Do Something For Yourself
Self care is always important, but it’s especially so if you’re struggling emotionally. So take some time – or some of your budget – and dedicate it to doing things that made you happy. Consider picking up a new hobby, like playing a sport, coloring, drawing, playing video games, photography. Or turn to the ways we think about self care now; get a massage, do a face mask, have your nails done. If shopping makes you happy and is financially doable, go on a shopping spree. Marathon a TV show, cuddle with some animals (your local shelter probably could use some volunteers), listen to songs that make your cry and others that pump you up, do some volunteer work, eat lots of your favorite food. Either do something you know makes you happy or try something new and see if that makes you happy. Keep trying until you find it.
Build A Support Network
In a perfect world, your friends and your family will be there to lift you up, to validate your feelings, to help you cope with a friendship breakup. But sometimes that’s not an option. Maybe you’re not close to your family or all of your friends are mutual friends with your former friend or whatever the circumstances are. If you don’t already have that network in place and you’re struggling to build that network and make new friends and you’re really, really struggling, then don’t be afraid to seek help. Find a therapist if you can – there are some digital options now if you can’t find anyone locally. A therapist will always be in your corner and can act as an outsider, maybe shedding some new light on what went wrong with your friendship. Otherwise, just work on building new or existing friendships.
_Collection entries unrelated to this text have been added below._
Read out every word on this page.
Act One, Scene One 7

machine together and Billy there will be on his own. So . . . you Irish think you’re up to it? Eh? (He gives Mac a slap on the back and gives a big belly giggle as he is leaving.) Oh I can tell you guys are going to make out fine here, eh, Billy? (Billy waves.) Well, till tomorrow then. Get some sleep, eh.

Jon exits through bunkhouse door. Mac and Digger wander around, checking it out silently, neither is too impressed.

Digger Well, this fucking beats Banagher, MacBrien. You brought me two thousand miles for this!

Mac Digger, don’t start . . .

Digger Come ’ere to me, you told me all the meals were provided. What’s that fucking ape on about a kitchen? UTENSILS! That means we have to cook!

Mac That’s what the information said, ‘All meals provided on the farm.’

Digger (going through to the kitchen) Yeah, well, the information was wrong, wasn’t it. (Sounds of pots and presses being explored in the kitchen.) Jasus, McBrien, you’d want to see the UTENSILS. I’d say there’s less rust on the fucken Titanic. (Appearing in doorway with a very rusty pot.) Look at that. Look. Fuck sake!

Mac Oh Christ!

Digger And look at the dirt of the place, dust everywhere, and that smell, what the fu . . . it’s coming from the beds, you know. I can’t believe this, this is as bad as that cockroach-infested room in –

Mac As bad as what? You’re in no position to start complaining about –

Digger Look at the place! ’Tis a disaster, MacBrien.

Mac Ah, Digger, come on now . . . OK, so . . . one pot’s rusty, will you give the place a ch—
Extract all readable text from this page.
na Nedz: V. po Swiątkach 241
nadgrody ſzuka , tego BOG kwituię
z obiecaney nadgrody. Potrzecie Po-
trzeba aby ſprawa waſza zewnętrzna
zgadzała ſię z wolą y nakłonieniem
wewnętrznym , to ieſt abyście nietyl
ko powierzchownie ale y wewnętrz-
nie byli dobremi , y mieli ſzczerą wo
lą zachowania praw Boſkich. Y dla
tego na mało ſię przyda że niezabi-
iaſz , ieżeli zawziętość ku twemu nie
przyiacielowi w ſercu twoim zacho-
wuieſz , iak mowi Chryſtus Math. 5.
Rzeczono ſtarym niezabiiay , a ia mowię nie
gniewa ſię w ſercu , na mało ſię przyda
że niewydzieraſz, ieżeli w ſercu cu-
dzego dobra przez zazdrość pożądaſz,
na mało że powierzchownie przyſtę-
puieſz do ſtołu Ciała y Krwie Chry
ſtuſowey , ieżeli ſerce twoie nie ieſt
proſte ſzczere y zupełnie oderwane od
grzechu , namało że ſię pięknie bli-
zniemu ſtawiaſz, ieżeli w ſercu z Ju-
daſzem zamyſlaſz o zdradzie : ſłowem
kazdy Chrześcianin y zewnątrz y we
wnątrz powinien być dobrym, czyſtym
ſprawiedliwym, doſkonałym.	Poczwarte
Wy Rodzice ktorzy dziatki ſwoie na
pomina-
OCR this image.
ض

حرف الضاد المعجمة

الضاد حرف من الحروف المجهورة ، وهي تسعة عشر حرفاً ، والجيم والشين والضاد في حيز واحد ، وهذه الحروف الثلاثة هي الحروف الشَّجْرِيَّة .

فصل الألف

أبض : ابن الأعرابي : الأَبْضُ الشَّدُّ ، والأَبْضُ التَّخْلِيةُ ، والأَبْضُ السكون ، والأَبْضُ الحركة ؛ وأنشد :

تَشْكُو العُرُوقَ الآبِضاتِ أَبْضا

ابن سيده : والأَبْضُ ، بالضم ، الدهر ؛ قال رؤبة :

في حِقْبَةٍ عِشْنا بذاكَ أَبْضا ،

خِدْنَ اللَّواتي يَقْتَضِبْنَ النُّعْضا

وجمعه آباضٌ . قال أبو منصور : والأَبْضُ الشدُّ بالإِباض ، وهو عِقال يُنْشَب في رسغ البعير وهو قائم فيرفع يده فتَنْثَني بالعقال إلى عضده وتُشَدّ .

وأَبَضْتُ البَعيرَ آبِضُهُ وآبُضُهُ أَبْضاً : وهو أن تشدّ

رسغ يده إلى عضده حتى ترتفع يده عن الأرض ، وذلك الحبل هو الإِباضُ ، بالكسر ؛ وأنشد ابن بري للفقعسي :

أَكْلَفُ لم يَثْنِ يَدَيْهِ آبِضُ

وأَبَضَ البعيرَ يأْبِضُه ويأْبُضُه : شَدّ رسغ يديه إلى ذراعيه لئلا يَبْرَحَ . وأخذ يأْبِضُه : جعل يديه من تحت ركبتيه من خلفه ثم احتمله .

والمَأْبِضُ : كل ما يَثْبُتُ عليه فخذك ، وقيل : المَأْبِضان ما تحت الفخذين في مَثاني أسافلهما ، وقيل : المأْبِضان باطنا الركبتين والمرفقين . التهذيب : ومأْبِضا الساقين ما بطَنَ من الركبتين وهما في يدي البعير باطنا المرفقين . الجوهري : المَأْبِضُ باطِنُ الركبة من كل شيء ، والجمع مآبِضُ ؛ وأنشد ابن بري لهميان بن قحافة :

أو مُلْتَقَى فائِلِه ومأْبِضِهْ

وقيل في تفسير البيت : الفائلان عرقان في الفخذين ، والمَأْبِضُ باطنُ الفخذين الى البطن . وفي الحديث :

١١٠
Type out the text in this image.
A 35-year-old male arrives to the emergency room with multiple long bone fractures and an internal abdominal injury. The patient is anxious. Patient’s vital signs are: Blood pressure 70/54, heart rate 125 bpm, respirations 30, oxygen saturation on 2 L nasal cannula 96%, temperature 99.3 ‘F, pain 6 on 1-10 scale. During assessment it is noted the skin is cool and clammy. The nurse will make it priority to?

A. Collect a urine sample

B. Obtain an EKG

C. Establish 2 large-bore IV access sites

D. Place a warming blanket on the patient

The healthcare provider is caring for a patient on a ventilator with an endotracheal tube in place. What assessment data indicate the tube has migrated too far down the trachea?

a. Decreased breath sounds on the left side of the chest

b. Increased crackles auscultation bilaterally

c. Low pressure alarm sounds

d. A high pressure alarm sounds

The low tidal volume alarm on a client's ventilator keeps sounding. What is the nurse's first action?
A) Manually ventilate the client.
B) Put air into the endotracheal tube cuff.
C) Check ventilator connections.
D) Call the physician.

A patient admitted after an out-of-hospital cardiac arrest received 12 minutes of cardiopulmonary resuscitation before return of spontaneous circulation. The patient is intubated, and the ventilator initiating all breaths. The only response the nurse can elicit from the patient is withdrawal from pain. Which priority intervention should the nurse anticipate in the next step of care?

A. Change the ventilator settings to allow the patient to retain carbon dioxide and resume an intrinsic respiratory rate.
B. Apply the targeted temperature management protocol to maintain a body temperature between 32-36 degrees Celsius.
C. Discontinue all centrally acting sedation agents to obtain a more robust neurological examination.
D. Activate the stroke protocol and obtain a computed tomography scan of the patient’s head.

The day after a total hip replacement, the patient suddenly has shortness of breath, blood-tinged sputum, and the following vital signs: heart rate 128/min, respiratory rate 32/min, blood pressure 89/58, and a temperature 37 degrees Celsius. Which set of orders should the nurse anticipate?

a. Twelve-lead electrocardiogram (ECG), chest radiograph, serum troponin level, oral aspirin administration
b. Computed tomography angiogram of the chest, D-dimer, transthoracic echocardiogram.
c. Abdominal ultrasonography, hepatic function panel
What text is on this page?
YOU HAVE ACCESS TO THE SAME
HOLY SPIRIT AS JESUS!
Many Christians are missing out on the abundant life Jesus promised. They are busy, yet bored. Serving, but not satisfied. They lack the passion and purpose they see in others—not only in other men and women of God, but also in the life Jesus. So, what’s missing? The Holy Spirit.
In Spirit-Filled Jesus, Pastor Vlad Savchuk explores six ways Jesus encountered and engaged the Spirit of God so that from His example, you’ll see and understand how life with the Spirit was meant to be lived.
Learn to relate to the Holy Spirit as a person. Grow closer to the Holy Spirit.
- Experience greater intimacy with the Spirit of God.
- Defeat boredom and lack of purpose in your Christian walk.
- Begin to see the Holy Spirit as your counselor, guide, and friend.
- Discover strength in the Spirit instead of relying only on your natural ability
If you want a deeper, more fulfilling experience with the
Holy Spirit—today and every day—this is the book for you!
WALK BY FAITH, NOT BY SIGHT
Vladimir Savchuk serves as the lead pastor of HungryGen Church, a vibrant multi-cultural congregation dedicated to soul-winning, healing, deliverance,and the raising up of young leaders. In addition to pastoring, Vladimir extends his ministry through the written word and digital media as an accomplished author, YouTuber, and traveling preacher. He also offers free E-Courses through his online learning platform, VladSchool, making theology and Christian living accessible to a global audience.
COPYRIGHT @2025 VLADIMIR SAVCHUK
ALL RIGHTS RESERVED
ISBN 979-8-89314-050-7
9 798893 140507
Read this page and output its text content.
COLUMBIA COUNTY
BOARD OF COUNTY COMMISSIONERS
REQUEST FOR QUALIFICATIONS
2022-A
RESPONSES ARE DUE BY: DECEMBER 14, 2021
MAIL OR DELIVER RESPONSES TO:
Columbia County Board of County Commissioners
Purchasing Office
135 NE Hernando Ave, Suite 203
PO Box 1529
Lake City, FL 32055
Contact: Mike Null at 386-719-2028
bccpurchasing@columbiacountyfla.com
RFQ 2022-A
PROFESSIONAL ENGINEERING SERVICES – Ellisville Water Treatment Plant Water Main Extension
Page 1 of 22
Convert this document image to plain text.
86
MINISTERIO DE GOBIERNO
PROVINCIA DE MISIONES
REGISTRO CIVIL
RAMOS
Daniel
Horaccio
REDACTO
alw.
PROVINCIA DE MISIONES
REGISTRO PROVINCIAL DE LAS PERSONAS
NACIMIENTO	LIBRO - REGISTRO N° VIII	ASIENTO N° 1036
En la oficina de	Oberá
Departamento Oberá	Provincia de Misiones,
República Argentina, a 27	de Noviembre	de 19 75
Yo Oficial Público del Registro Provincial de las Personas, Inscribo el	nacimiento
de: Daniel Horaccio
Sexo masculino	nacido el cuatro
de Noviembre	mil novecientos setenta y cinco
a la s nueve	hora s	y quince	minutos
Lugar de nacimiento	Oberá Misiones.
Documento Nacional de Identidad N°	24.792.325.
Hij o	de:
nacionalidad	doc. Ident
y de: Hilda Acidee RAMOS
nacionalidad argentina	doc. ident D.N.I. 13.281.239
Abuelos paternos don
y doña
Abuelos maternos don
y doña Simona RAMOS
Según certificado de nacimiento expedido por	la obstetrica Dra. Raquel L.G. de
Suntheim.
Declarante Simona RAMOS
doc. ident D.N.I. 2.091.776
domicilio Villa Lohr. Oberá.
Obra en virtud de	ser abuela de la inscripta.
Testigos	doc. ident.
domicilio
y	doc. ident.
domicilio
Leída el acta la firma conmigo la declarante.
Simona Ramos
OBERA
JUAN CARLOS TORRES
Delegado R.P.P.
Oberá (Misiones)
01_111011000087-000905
Remember The Worst is Temporary
Yes, losing a friendship will probably always hurt. And yes it could hurt for a long time. But the thing about pain is that it fades. It may not fade for a long time, but it will fade. Someday, you’ll be able to look back on the happy memories you have with your former friend and actually enjoy them. You will move on. You will find closure, whether you and your former friend every talk again or not. You can see them and it may be awkward at times, but you can both be polite. You can start to want the best for them. You may even consider rekindling your friendship – but do it very slowly and cautiously while making sure you’re both ready for that. You’ll make new friends and new memories. They’ll always be a part of your story, but they won’t always be your antagonist – someday, they’ll just be a side character.